Qt doesn't throw exceptions.

paul23
4th March 2012, 14:45
uhm I don't see the noexcept keyword in the functions.. And anything that allocates memory (which a layout WILL do) can throw a std::bad_alloc at the weirdest times.

Manual exception safety is THE reason I choose C++ over C# for developing (I like to keep control in my hand instead of relying on a garbage collector which might or might not act during a time critical operation).

wysota
4th March 2012, 16:44
uhm I don't see the noexcept keyword in the functions..
As far as I know noexcept is part of C++11 standard and Qt can be compiled with C++03 compilers.


And anything that allocates memory (which a layout WILL do) can throw a std::bad_alloc at the weirdest times.
Can it?
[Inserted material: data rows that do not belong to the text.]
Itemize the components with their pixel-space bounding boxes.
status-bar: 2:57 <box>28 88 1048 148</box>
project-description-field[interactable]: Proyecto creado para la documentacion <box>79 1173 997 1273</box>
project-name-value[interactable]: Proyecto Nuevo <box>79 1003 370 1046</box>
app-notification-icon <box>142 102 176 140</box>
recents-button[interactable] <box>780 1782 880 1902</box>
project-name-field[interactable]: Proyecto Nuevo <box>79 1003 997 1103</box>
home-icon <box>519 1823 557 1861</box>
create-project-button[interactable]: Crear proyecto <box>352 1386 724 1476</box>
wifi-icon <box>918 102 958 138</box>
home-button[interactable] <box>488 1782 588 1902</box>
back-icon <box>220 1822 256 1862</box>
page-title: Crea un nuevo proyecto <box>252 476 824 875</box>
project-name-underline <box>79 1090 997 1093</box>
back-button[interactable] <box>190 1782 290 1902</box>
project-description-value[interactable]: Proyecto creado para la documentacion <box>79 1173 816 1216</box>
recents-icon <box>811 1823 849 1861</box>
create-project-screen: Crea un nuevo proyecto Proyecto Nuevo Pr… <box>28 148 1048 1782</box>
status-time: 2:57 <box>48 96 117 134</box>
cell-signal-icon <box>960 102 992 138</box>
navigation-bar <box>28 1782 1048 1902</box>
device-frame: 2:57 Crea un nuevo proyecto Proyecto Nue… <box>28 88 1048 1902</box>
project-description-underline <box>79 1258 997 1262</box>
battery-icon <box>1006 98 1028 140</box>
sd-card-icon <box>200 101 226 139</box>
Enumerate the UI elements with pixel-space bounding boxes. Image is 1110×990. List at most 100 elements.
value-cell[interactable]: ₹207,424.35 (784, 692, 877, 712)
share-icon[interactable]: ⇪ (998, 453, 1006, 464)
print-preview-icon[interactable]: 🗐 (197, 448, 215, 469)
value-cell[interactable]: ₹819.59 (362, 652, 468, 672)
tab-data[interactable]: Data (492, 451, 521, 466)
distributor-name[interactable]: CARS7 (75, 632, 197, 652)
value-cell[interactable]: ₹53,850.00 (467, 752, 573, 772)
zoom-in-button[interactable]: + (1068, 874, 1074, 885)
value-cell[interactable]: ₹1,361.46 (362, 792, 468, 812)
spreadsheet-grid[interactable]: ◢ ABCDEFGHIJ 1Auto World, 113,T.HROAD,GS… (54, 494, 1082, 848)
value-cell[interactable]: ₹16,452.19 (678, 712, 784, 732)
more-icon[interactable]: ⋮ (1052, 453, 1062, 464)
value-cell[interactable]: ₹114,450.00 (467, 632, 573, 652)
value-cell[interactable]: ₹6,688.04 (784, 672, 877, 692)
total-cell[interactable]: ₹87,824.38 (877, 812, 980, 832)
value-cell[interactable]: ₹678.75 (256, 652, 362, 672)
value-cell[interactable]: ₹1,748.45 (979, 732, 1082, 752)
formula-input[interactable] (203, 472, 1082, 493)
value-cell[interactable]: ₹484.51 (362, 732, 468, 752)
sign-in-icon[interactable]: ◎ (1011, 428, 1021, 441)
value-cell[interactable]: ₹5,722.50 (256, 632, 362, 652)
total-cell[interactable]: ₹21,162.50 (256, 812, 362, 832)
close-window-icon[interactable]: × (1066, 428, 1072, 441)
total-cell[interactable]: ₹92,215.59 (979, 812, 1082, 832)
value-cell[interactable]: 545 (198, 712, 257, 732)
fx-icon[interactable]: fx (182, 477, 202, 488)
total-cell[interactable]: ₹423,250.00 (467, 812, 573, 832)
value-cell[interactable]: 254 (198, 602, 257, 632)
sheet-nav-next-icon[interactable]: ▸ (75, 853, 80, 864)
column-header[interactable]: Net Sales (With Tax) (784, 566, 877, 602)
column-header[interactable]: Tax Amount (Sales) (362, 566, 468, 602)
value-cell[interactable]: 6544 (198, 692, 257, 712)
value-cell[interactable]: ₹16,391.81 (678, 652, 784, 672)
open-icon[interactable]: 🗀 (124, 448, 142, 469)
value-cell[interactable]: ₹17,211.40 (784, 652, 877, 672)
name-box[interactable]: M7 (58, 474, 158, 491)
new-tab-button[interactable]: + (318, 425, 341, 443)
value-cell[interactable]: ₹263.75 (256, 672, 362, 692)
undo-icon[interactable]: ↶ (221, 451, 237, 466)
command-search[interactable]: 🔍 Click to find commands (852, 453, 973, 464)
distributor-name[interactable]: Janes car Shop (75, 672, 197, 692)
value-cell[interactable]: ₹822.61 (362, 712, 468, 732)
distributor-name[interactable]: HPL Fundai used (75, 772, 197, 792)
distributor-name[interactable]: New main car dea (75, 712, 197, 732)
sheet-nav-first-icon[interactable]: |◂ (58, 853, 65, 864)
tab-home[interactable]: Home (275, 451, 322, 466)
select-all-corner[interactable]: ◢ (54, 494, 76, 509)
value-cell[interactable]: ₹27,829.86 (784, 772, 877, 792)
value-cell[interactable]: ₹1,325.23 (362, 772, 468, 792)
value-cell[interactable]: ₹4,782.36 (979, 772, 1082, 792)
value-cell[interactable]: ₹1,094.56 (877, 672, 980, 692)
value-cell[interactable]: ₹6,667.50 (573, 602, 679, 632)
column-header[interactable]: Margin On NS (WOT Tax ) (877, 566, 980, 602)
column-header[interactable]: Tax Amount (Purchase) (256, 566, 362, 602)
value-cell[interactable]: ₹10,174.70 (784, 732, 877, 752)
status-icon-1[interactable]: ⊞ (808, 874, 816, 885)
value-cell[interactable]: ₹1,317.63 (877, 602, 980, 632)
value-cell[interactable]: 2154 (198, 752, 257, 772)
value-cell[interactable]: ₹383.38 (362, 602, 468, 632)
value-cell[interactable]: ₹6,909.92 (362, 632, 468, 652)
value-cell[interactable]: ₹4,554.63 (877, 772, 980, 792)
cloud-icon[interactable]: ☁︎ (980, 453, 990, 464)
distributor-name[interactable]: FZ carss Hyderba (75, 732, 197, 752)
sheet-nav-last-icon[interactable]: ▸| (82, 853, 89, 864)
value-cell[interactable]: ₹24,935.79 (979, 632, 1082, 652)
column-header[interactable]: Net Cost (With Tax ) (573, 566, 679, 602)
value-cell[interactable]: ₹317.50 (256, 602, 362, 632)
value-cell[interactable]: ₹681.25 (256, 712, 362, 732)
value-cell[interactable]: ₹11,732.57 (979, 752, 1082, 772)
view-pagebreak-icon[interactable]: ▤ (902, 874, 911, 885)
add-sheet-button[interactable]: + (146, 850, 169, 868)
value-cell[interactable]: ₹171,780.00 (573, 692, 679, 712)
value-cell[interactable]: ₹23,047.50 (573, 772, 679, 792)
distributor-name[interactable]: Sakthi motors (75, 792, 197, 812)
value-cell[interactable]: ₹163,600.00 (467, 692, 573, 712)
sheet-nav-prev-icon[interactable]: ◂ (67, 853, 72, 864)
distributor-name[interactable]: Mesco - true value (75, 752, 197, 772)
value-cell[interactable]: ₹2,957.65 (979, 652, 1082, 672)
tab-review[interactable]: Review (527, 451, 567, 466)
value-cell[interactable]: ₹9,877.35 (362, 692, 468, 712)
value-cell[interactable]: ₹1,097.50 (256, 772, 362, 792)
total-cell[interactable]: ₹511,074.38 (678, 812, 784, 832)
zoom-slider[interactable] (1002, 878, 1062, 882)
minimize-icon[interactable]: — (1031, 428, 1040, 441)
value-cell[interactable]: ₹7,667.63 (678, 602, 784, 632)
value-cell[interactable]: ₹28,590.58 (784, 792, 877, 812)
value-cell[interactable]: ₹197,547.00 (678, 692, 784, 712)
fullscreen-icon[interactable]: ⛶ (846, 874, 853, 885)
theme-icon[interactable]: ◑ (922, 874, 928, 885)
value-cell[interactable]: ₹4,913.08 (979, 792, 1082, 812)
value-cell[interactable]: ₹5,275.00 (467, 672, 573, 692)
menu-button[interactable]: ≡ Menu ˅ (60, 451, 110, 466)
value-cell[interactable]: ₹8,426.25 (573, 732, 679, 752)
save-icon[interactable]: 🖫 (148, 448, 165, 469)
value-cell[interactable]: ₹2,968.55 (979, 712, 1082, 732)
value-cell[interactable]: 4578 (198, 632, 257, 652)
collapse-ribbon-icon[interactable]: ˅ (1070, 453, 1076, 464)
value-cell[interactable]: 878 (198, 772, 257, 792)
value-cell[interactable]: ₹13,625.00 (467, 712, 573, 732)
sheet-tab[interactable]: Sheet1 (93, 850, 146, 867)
What weirdest times do you have in mind?


Manual exception safety is THE reason I choose C++ over C# for developing (I like to keep control in my hand instead of relying on a garbage collector which might or might not act during a time critical operation).
C++ sucks when it comes to exceptions. C++ compilers suck when it comes to exceptions even more.

paul23
4th March 2012, 23:35
any code using operator new() will cause a std::bad_alloc exception (ie when running out of virtual heap memory, or the heap gets corrupted etc etc).

wysota
5th March 2012, 08:31
And what's the problem about it? If you want to catch exceptions, you are free to do it in your code.